Re: Doxepin v Mirtazapine

Posted by Karen Moore on February 4, 2004, at 15:51:11

In reply to Re: Doxepin v Mirtazapine » scott-d-o, posted by Sad Panda on February 4, 2004, at 3:01:37

OK. I've been watching you guys debate this for quite some time now. Reminds me of the arguments I've had with my psychiatrist sister (though yours have been slightly more civil, I think...) It's interesting to watch how two people with different cognitive styles can interprete the same data set and end up on two radically different roads (to enlightenment or befuddlement?!)=?
I will say that philosophically, when discussing meds I think it is important not to take that final step to generalization and judgement as to whether or not one drug is better than another. Though 90% of the time that generalization may be true, all too often there is a subgroup of individuals who fit into the 10% and do better with the "inferior" drug. Since I usually find myself in the 0.05% subgroup I've had to always research "how things work" and dismiss "which one works better". This certainly increases the level of complexity necessary for the given problem, but that's just nature of the beast.
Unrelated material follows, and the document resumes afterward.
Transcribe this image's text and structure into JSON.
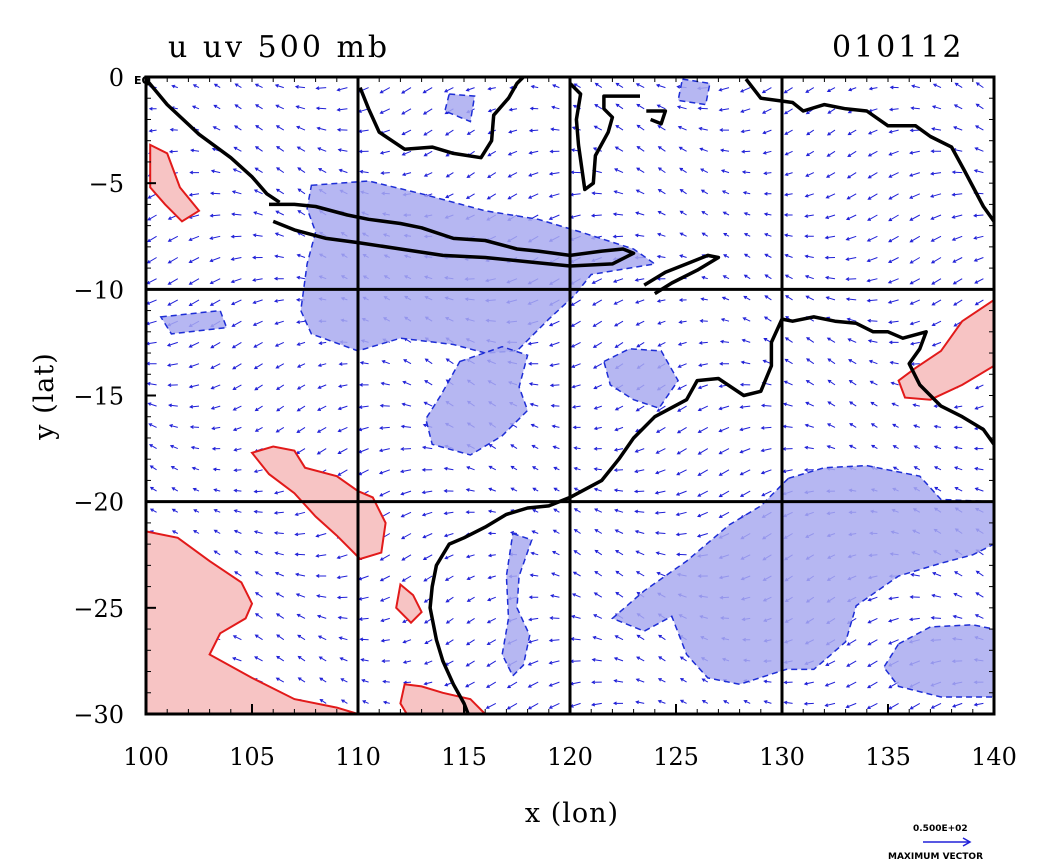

Thanks, your discussions prompted me to finally order the newest edition of my fave pharmacology book at amazon. When it gets here I'll start popping some reminyl and see if I can get some of that concentration/intellect back...

chrs,
KM

P.S. re: Scott << "da antagonism: bad for people with parkinson's, good for schizophrenics. The whole point of pharmacology is to correct imbalances and/or dysfunctions in these neurological systems, which occur in different forms for different people..."
Point well taken. Different drugs, different applications, different successes and problems. For that matter, one person's unbearable side-effect is another's panacea...

 

Re: Doxepin v Mirtazapine

Posted by scott-d-o on February 4, 2004, at 16:00:07

In reply to Re: Doxepin v Mirtazapine » scott-d-o, posted by Sad Panda on February 4, 2004, at 3:01:37

> No Scott, you missed your own point. Anything Doxepin can do, Mirtazapine can do better. Neither drug has any dopamine effects, so why are you talking about Parkinson's & Schizophrenia?? Mirtazapine is a mild anti-depressant that can reverse SSRI induced side-effects & give a good nights sleep, Doxepin is similar, but not as good.
>
> Cheers,
> Panda.
>
>

how can you say they are similar when one is a tricyclic that works by blocking reuptake of serotonin and norepinephrine, and the other works by antagonising postsynaptic serotonin receptors? they are hardly alike at all..

I brought up dopamine antagonism as an *example* of how the same action at a receptor can harm one person and help another.